Guanoclor is an anti-hypertensive agent developed by Pfizer Ltd. (U.K.). It seems to be effective in various types of hypertension (unknown aetiology, renal, and malignant). It affects both systolic blood-pressure and diastolic blood-pressure. It is an adrenergic neurone-blocking agent, which also interferes with noradrenaline synthesis by inhibition of the enzyme dopamine beta-hydroxylase. Clinical use of the compound was first reported by Lawrie et al. (1964), who achieved satisfactory blood-pressure control in 60% of their cases with guanoclor alone, and in a further 18% with the addition of a thiazide diuretic. They also noted a significant reduction in urinary noradrenaline levels during guanoclor administration. Guanochlor has an affinity for the Na+/H+ exchanger ranging between 0.5 uM and 6 uM in different systems and is more potent than amiloride in all systems studied. It is suggested that guanochlor recognizes a binding site on the Na+/H+ exchanger that is distinct from the amiloride binding site.

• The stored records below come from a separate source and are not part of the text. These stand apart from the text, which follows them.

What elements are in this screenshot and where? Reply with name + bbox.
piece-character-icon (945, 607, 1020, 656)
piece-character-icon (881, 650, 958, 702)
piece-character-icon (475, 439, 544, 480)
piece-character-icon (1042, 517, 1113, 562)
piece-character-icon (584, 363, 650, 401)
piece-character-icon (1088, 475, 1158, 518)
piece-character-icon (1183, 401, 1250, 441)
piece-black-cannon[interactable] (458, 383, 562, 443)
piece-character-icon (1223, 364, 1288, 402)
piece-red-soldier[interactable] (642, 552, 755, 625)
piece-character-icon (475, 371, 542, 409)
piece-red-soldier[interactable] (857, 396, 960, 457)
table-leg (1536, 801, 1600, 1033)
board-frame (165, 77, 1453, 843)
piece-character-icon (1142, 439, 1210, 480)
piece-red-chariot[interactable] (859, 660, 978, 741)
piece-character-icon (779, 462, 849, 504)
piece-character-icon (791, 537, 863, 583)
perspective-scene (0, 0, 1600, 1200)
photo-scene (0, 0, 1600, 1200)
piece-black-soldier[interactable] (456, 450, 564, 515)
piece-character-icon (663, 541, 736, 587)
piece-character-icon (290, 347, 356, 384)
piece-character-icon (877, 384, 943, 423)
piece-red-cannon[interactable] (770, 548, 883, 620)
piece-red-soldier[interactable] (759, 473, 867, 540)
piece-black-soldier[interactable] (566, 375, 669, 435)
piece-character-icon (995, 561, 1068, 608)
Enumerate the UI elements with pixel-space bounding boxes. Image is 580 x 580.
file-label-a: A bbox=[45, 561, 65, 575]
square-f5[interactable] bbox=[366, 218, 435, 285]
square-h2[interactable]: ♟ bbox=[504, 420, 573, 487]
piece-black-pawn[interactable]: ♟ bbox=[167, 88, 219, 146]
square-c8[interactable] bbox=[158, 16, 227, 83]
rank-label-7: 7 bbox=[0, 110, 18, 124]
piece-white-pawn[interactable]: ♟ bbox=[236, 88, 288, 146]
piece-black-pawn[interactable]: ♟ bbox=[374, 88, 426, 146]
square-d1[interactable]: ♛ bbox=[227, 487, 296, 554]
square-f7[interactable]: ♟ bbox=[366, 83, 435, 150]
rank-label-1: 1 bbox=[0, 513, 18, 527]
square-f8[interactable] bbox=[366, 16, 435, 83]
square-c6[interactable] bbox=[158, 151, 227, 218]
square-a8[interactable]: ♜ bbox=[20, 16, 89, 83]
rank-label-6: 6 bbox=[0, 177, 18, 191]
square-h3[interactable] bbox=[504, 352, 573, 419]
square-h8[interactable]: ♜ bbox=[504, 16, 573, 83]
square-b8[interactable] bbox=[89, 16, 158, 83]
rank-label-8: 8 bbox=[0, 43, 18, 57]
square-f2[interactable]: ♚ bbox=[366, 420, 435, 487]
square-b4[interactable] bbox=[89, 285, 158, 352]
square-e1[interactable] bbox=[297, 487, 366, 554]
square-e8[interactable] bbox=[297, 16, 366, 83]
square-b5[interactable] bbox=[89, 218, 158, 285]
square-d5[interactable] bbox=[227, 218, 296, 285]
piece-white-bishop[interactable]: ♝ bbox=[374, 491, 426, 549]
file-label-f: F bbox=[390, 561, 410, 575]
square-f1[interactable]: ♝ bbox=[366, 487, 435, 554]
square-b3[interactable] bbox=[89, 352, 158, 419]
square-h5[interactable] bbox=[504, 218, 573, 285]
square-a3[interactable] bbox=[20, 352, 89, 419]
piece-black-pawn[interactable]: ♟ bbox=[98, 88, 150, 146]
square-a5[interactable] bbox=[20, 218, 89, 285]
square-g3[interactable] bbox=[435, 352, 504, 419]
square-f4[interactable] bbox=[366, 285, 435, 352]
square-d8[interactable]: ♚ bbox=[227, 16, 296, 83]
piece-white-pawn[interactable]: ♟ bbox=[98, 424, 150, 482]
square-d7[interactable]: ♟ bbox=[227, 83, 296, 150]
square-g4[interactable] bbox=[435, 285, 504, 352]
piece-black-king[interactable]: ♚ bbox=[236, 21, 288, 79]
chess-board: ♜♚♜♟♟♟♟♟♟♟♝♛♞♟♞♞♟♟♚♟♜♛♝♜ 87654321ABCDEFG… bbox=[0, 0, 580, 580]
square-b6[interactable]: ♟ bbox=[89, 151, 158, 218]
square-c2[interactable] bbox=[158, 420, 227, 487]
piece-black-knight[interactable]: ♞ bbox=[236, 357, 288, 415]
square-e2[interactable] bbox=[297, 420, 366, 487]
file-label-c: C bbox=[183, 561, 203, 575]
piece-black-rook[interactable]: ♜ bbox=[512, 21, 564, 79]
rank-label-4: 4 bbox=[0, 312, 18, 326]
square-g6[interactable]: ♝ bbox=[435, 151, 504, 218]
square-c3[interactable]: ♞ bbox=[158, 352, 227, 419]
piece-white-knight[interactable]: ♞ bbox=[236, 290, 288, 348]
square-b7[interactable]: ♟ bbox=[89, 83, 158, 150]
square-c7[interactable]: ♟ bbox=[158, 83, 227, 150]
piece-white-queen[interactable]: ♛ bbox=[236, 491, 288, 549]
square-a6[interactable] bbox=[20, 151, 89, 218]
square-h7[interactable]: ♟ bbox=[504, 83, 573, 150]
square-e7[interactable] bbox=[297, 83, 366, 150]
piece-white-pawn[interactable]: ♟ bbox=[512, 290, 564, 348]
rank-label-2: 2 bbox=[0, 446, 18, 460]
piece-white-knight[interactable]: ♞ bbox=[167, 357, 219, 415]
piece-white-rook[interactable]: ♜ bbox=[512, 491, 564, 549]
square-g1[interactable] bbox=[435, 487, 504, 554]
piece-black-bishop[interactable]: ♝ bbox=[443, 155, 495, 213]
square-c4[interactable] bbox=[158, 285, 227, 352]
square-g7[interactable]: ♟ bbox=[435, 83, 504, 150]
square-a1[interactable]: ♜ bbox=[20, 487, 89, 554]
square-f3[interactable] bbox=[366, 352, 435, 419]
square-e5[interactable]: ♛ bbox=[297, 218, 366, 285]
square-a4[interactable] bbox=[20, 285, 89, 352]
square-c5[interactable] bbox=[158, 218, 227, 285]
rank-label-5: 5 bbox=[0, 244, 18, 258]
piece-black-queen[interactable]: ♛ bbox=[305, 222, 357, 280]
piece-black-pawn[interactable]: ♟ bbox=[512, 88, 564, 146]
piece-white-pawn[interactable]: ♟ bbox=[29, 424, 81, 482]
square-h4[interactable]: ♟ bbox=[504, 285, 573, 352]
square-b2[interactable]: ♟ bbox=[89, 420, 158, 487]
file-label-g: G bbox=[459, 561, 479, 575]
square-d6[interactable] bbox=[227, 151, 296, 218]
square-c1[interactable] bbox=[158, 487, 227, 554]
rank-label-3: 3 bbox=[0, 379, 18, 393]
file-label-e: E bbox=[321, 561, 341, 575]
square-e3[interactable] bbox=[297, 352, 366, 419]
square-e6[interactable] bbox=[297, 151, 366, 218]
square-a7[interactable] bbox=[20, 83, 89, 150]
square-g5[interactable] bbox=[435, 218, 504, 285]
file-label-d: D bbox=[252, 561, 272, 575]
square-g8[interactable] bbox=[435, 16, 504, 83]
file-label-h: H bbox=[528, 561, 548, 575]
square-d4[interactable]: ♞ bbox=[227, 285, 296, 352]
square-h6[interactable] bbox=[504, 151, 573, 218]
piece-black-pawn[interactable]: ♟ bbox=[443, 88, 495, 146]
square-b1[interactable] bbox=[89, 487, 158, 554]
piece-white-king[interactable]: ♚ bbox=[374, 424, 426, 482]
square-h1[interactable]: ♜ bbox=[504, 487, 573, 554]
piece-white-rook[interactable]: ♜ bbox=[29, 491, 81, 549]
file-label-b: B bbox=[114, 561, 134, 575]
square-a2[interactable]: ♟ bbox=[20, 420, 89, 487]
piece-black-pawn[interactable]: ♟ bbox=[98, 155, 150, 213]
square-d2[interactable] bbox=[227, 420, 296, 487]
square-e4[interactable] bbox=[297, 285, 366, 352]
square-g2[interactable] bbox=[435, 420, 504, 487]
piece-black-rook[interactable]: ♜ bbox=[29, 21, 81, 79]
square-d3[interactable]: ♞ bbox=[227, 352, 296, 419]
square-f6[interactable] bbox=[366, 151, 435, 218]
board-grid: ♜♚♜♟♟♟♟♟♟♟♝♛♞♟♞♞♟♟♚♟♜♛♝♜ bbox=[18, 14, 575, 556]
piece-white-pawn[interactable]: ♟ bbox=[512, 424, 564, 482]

Dirlotapide is indicated for the management of obesity in dogs. Dirlotapide is a microsomal triglyceride transfer protein (MTP) inhibitor. It mainly acts locally in the gut to reduce appetite, increase fecal fat and produce weight loss in dogs. The adverse reactions associated with treatment with Dirlotapide include vomiting, loose stools/diarrhea, lethargy, and anorexia.

Ampiroxicam is a non-steroidal anti-inflammatory drug (NSAID) that exhibits anti-inflammatory and analgesic activities; it inhibits COX-1 and COX-2. Ampiroxicam is a prodrug of piroxicam that does not inhibit prostaglandin synthesis itself. In animal models of inflammation, ampiroxicam decreases paw edema. Ampiroxicam has been synthesised to reduce piroxicam-related gastrointestinal irritation.

Glyparamide is the chlorophenyl-containing oral hypoglycemic sulfonamide. Glyparamide rarely causes hepatic injury.